A teneur de l'art. 10 al. 1 CNUIJE relatif aux "transactions commerciales", si un État effectue, avec une personne physique ou morale étrangère, une transaction commerciale et si, en vertu des règles applicables de droit international privé, les contestations relatives à cette transaction commerciale relèvent de la juridiction d’un tribunal d’un autre État, l’État ne peut invoquer l’immunité de juridiction devant ce tribunal dans une procédure découlant de ladite transaction.

2.2 En l'espèce, l'Etat intimé s'est engagé auprès d'une personne privée en signant un contrat de bail, en qualité de locataire, pour permettre à sa conseillère de disposer d'un logement à titre privé. Ce faisant, l'Etat intimé n'a exercé aucune tâche relevant de la puissance publique, mais a accompli un acte de gestion (jure gestionis) dans le cadre d'une opération typiquement contractuelle. Le contrat conclu, signé entre les parties sur un pied d'égalité, ne diffère en effet en rien de celui qu'aurait pu signer une personne privée. Cette relation contractuelle présente un lien suffisant avec la Suisse dès lors qu'elle a été conclue en Suisse et se rapporte à un bail d'un logement situé en Suisse. Elle crée, par ailleurs, un for international en Suisse, au lieu où la prestation caractéristique du contrat doit être exécutée (art. 113 LDIP), auquel l'Etat intimé ne peut se soustraire.

Il s'ensuit que l'Etat intimé ne peut se prévaloir de l'immunité de juridiction pour se soustraire aux tribunaux dans le cadre de la présente cause. Par conséquent, celui-ci n'avait pas à renoncer à son immunité, contrairement à ce qui a été retenu en première instance, pour que soit admise la compétence des tribunaux suisses.
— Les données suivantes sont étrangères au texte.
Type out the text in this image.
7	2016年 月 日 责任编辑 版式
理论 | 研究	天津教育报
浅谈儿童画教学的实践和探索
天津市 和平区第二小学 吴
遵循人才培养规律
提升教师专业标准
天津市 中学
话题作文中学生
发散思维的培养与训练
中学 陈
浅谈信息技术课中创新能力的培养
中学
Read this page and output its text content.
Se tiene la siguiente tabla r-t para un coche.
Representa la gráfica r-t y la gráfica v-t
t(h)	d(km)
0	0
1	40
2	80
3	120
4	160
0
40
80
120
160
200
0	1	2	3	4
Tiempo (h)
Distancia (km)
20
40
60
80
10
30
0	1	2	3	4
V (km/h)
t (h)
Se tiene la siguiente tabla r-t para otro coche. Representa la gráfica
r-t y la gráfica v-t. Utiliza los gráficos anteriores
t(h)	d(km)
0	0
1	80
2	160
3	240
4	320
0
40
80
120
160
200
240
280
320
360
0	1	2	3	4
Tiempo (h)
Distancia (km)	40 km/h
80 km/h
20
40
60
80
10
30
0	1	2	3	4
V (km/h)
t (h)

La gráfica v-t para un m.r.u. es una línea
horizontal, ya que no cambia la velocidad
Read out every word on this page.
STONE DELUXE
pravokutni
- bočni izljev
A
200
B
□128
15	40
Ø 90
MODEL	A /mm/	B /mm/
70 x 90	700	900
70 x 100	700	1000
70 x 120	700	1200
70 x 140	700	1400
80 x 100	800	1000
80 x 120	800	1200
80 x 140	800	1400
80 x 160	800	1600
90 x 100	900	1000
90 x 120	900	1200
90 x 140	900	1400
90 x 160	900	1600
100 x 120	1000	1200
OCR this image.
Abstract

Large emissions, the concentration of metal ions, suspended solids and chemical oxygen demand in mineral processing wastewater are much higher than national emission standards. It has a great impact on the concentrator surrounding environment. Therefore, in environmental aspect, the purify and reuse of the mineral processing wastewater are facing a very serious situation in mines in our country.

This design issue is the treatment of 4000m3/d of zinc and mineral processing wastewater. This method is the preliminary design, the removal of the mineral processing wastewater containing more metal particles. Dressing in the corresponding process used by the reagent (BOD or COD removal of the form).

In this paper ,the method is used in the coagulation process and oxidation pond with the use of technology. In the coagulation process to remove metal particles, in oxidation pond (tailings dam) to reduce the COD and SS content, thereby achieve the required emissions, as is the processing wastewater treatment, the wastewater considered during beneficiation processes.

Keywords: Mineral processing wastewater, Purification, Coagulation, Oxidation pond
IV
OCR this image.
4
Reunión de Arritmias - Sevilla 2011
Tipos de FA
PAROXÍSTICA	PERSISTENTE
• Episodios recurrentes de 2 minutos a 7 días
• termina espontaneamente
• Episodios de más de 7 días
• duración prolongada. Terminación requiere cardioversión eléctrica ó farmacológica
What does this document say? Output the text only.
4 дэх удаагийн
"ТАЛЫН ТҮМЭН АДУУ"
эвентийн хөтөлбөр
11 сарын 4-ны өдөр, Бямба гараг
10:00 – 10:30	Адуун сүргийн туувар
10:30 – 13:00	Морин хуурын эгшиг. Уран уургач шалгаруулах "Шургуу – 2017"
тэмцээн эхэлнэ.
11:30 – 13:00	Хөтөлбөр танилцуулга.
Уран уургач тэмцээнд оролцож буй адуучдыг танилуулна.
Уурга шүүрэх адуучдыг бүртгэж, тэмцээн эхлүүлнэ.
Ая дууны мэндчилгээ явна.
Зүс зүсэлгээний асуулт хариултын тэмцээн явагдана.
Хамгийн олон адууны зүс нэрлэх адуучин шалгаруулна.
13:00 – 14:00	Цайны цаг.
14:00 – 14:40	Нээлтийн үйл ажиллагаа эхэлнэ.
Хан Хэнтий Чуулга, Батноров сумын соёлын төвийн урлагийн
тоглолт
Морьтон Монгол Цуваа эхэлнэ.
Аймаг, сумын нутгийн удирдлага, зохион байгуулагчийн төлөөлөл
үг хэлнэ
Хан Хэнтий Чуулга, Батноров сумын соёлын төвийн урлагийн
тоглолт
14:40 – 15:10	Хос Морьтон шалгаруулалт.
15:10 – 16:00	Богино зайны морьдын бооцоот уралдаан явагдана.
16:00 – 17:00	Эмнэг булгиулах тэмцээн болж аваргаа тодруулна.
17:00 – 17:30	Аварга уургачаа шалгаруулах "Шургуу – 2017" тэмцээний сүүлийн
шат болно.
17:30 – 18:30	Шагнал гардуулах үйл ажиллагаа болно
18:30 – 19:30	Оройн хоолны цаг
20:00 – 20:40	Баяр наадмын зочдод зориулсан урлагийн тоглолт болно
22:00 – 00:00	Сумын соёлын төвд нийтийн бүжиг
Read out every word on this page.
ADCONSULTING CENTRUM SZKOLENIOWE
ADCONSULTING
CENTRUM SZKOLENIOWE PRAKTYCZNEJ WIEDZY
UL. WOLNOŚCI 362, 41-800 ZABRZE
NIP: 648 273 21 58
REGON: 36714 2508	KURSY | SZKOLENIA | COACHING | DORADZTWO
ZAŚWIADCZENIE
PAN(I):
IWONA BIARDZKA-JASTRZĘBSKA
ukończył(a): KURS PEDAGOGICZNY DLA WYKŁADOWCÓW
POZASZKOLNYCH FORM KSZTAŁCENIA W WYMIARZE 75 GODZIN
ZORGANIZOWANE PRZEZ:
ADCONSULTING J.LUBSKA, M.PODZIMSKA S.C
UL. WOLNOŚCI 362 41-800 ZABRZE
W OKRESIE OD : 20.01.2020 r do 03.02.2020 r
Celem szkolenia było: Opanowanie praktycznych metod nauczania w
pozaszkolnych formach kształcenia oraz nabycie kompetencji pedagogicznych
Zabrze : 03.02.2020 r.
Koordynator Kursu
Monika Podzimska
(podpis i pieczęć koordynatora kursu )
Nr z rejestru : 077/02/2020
La demande en paiement de l'appelante dirigée à l'encontre de l'Etat intimé s'avère dès lors recevable. Le jugement entrepris sera réformé en ce sens.

3. Dans la mesure où le Tribunal ne s'est pas prononcé sur le fond de la demande, dont le bien-fondé des créances invoquées qui représente un élément essentiel de la demande, il se justifie de lui renvoyer la cause pour suite d'instruction si celui-ci l'estime opportun et nouvelle décision afin de garantir aux parties un double degré de juridiction (art. 318 al. 1 let. c ch. 2 CPC).

Le jugement attaqué sera dès lors annulé et la cause renvoyée au Tribunal pour suite d'instruction éventuelle et nouvelle décision.

4. A teneur de l'art. 22 al. 1 LaCC, il n'est pas prélevé de frais dans les causes soumises à la juridiction des baux et loyers (ATF 139 III 182 consid. 2.6).

* * * * *



PAR CES MOTIFS,
La Chambre des baux et loyers :


A la forme :

Déclare recevable l'appel interjeté le 12 avril 2024 par A______ SA contre le jugement JTBL/349/2024 rendu le 21 mars 2024 par le Tribunal des baux et loyers dans la cause C/17150/2023.

Au fond :

Annule les chiffres 2 et 3 du dispositif de ce jugement.

Déclare la requête formée le 2 août 2023 par A______ SA contre la REPUBLIQUE DE B______ recevable.

Confirme le jugement entrepris pour le surplus.

Renvoie la cause au Tribunal pour suite d'instruction éventuelle et nouvelle décision.

Dit que la procédure est gratuite.

Déboute les parties de toutes autres conclusions d'appel.

Siégeant :

Madame Sylvie DROIN, présidente; Madame Pauline ERARD, Monsieur
Laurent RIEBEN, juges; Madame Sibel UZUN, Monsieur Serge PATEK, juges assesseurs, Madame Maïté VALENTE, greffière.

 

 

 

 

 

Indication des voies de recours :

 

Conformément aux art. 72 ss de la loi fédérale sur le Tribunal fédéral du 17 juin 2005 (LTF;
RS 173.110), le présent arrêt peut être porté dans les trente jours qui suivent sa notification avec expédition complète (art. 100 al. 1 LTF) par-devant le Tribunal fédéral par la voie du recours en matière civile, aux conditions de l'art. 93 LTF.

 

Le recours doit être adressé au Tribunal fédéral, 1000 Lausanne 14.

 

Valeur litigieuse des conclusions pécuniaires au sens de la LTF supérieure ou égale à 15'000 fr.